There are a series of measures that allow you to navigate the online world more safely and minimise the risk of falling victim to the attack, including:

  • Keeping your browser up to date. By installing the latest versions of software and inserting anti-spam filters, or special plug-ins, the browser will be able to prevent a greater number of phishing attempts;
  • Checking the domain from which the communication originates. A company or an entity will always write from its own domain, so you should always check that it corresponds to the official one. This verification does not provide a complete guarantee of authenticity, but represents an important first check that can be carried out;
  • Being careful not to click on the links in the emails. As a good rule, it is advisable to never click on the links contained in the communication, but to instead type the address of the official site of the sender directly into the browser and to verify directly on the site the content described in the email;
  • Using multiple email addresses. When you subscribe to services or websites of dubious reliability, it is preferable to use secondary emails, so as not to risk contaminating your main email inbox;
  • Contacting customer service. If an ambiguous email arrives and it is not clear whether it is a fraud or not, it is always safer to contact the customer service of the company to which the email refers;
  • Reporting a phishing site to help other users avoid scams. Each report is useful in highlighting a warning message about the potentially dangerous site. Reports can be sent, for example, through PhishTank, Google Safe Browsing or Microsoft Smart Screen;
  • Using secure email services. It is advisable to use professional email services, equipped with security protocols such as SPF and DMARC on incoming (and outgoing) mail.

However, if you or one of your employees happens to fall into the trap, there are a series of actions that should quickly be performed so as to limit the damage:

  • Change your password. In the case of online portals, you must change your password or close the profile directly before hackers can access it;
  • Contact customer service. If the account has already been compromised and it is no longer possible to log in with your data, you must contact customer service to manually restore your access data;
  • Contact customer service. If the account has already been compromised and it is no longer possible to log in with your data, you must contact customer service to manually restore your access data;
  • Alert the affected institutions. In addition to the recovery of personal data, it is advisable to report the phishing attack to the bodies that have been affected, so that they can take measures to counter the scam.

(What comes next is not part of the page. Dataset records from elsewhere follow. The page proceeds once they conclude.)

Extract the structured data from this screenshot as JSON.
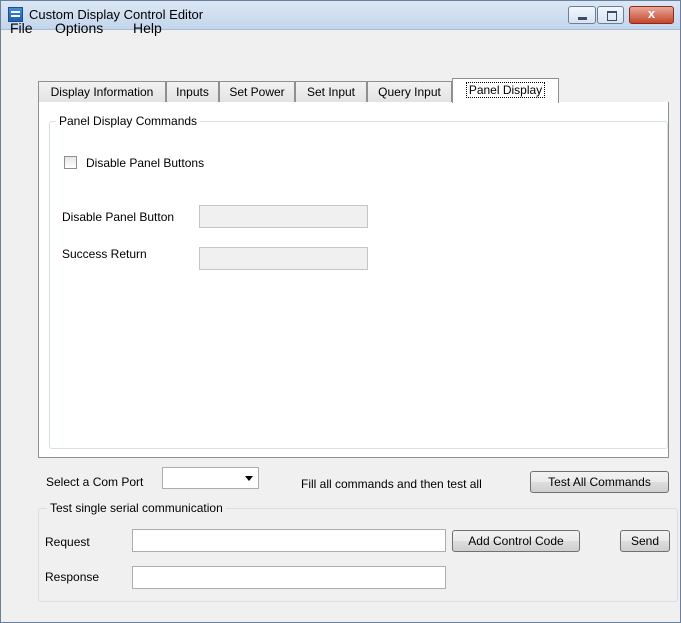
{
  "window": {
    "title": "Custom Display Control Editor",
    "close_glyph": "x"
  },
  "menu": {
    "items": [
      "File",
      "Options",
      "Help"
    ]
  },
  "tabs": {
    "items": [
      "Display Information",
      "Inputs",
      "Set Power",
      "Set Input",
      "Query Input",
      "Panel Display"
    ],
    "active": "Panel Display"
  },
  "panel": {
    "group_title": "Panel Display Commands",
    "disable_checkbox_label": "Disable Panel Buttons",
    "disable_checkbox_checked": false,
    "disable_button_label": "Disable Panel Button",
    "disable_button_value": "",
    "success_return_label": "Success Return",
    "success_return_value": ""
  },
  "com": {
    "select_label": "Select a Com Port",
    "selected_port": "",
    "fill_hint": "Fill all commands and then test all",
    "test_all_label": "Test All Commands"
  },
  "serial": {
    "group_title": "Test single serial communication",
    "request_label": "Request",
    "request_value": "",
    "add_control_code_label": "Add Control Code",
    "send_label": "Send",
    "response_label": "Response",
    "response_value": ""
  }
}
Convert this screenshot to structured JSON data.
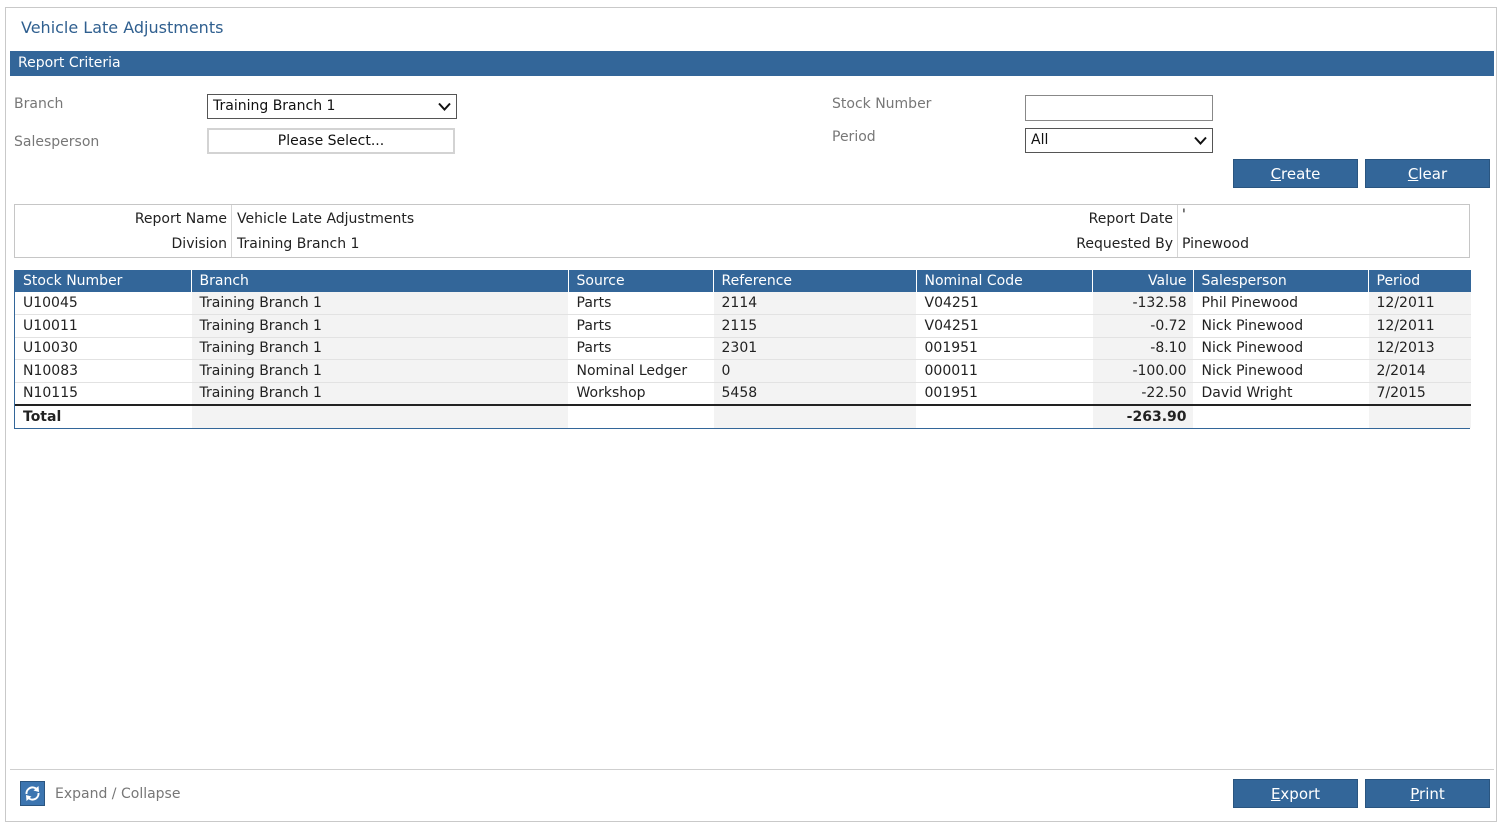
{
  "page": {
    "title": "Vehicle Late Adjustments"
  },
  "criteria": {
    "section_title": "Report Criteria",
    "branch_label": "Branch",
    "branch_value": "Training Branch 1",
    "salesperson_label": "Salesperson",
    "salesperson_button": "Please Select...",
    "stock_number_label": "Stock Number",
    "stock_number_value": "",
    "period_label": "Period",
    "period_value": "All",
    "create_label_underlined": "C",
    "create_label_rest": "reate",
    "clear_label_underlined": "C",
    "clear_label_rest": "lear"
  },
  "report_info": {
    "report_name_label": "Report Name",
    "report_name_value": "Vehicle Late Adjustments",
    "division_label": "Division",
    "division_value": "Training Branch 1",
    "report_date_label": "Report Date",
    "report_date_value": "'",
    "requested_by_label": "Requested By",
    "requested_by_value": "Pinewood"
  },
  "grid": {
    "columns": [
      "Stock Number",
      "Branch",
      "Source",
      "Reference",
      "Nominal Code",
      "Value",
      "Salesperson",
      "Period"
    ],
    "rows": [
      [
        "U10045",
        "Training Branch 1",
        "Parts",
        "2114",
        "V04251",
        "-132.58",
        "Phil Pinewood",
        "12/2011"
      ],
      [
        "U10011",
        "Training Branch 1",
        "Parts",
        "2115",
        "V04251",
        "-0.72",
        "Nick Pinewood",
        "12/2011"
      ],
      [
        "U10030",
        "Training Branch 1",
        "Parts",
        "2301",
        "001951",
        "-8.10",
        "Nick Pinewood",
        "12/2013"
      ],
      [
        "N10083",
        "Training Branch 1",
        "Nominal Ledger",
        "0",
        "000011",
        "-100.00",
        "Nick Pinewood",
        "2/2014"
      ],
      [
        "N10115",
        "Training Branch 1",
        "Workshop",
        "5458",
        "001951",
        "-22.50",
        "David Wright",
        "7/2015"
      ]
    ],
    "total_label": "Total",
    "total_value": "-263.90"
  },
  "footer": {
    "expand_collapse": "Expand / Collapse",
    "export_label_underlined": "E",
    "export_label_rest": "xport",
    "print_label_underlined": "P",
    "print_label_rest": "rint"
  },
  "icons": {
    "expand": "refresh-icon",
    "dropdown": "chevron-down-icon"
  },
  "colors": {
    "accent": "#336699",
    "title": "#2f5f8f"
  }
}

Phishing, even though it may seem like nothing more than a deceptive email, is a real crime, and as such should be treated as one. This is why the next step of any reported attack should be to inform the relevant authorities. Although it is not required by criminal law, phishing is nowadays judged as computer fraud and digital identity theft. Furthermore, as a computer crime, it is necessary to notify the Postal Police, which has a designated space on its website for such reports.

In conclusion, there are a great deal of phishing attacks out there but, thanks to the various countermeasures that can be taken, the percentage of intercepted, blocked and unsuccessful attacks exceeds 80 per cent. The remaining 20 per cent of attacks require a conscious collaboration between service providers and customers. By carefully reading the emails you receive, only entering your data into reliable sites and avoiding opening suspicious links, phishing is a problem that can be avoided.